Similarly, faculty and staff participants expressed gratitude for the experience. Tom VanDzura of the College’s Business and Accounting faculty, said, “The 21-Day Racial Equity Habit-Building Challenge and related reflective journey was, for me, heartbreaking, moving, educational, and inspiring all at once and throughout.”

Tom VanDzura

Tom VanDzura

“In fact,” VanDzura said, ” it is a journey I wish to keep taking, so that I may make my small contribution each day, but in meaningful ways, to ensure a habitat/environment centered upon inclusion, support, care, and compassion, as well as to more proactively speak out and stand up against racism.  I am deeply grateful to my colleagues who participated in the related conversations, and profoundly grateful to Margaret Bass for her leadership, spirit, and sharing throughout the journey.”

Bass said VanDzura and other will have a chance to do just that, through book and discussion groups that are set to begin soon online. “I have had long conversations with many faculty members about what happens in the classroom and ways to approach the sensitive topics, particularly those that have arisen in 2020, and faculty have been very positive in responding to the concerns of students of color on campus, wondering what they can do and how they can move us to a better place,” Bass said.

Of the Challenge’s appeal for her, Bass said, “I think given what I believe my mission to be at St. Mike’s, this was a way to involve the community in conversation and action, and I thought it gave people an opportunity to do those things, based on their interests and time commitments with the limited time period that we participated – so it appealed to me for all of those reasons.”

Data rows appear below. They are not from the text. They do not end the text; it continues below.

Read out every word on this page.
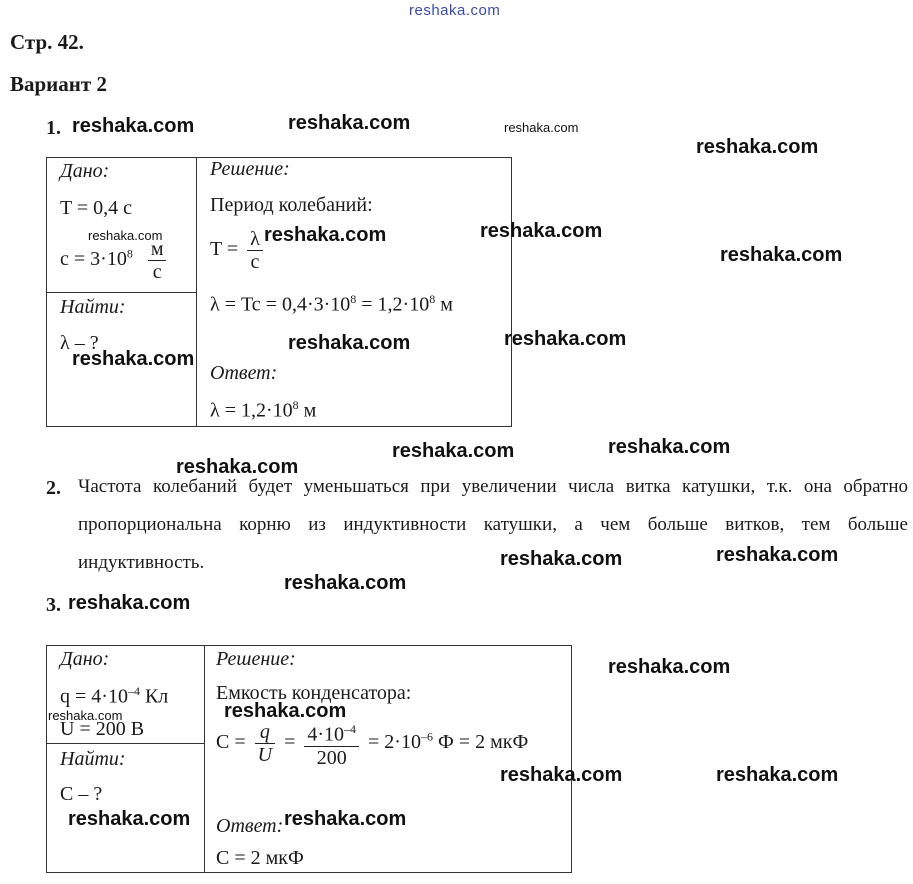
reshaka.com
Стр. 42.
Вариант 2
1.
Дано:
T = 0,4 с
$c = 3\cdot 10^8 \frac{м}{с}$
Найти:
λ – ?
Решение:
Период колебаний:
$T = \frac{\lambda}{c}$
$\lambda = Tc = 0,4\cdot 3\cdot 10^8 = 1,2\cdot 10^8$ м
Ответ:
$\lambda = 1,2\cdot 10^8$ м
2. Частота колебаний будет уменьшаться при увеличении числа витка катушки, т.к. она обратно пропорциональна корню из индуктивности катушки, а чем больше витков, тем больше индуктивность.
3.
Дано:
$q = 4\cdot 10^{-4}$ Кл
U = 200 В
Найти:
C – ?
Решение:
Емкость конденсатора:
$C = \frac{q}{U} = \frac{4\cdot 10^{-4}}{200} = 2\cdot 10^{-6}$ Ф = 2 мкФ
Ответ:
C = 2 мкФ
reshaka.com	reshaka.com	reshaka.com
reshaka.com
reshaka.com	reshaka.com	reshaka.com
reshaka.com
reshaka.com
reshaka.com	reshaka.com
reshaka.com	reshaka.com
reshaka.com
reshaka.com	reshaka.com
reshaka.com
reshaka.com
reshaka.com
reshaka.com	reshaka.com
reshaka.com	reshaka.com
reshaka.com	reshaka.com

A staff participant in the Challenge, Michelle Jordan of the Marketing & Communications office, had this to say of her experience: “I can’t say enough about the 21-Day Racial Equity Habit Building Challenge. It pushed to me read, reflect, listen and learn. The lens with which I view the world and my ability to move through the world is very different than our Black community, just because of the color of my skin.”

Michelle Jordan

Michelle Jordan

Jordan spoke of her three sons. “One came to be a part of our family through the Fresh Air Fund  As a mom, it pains me to think that simply because of the color of his skin, he is treated differently, can be the target of hate crimes, has less opportunity, and the list goes on. Racism is – unfortunately – present everywhere. And to be a part of this Challenge, including discussions with an educated, caring and articulate community like Saint Michael’s, gives me hope that our world can change for the better. Empathy and understanding is a great place to start.”

Bass said such responses are typical of what she is hearing so far. “What I have heard primarily from folks who were involved were expressions of gratitude for what they’ve learned, gratitude for the beginning in many cases of conversations between and among colleagues that have never occurred before, and then a desire to continue the conversations in other ways.”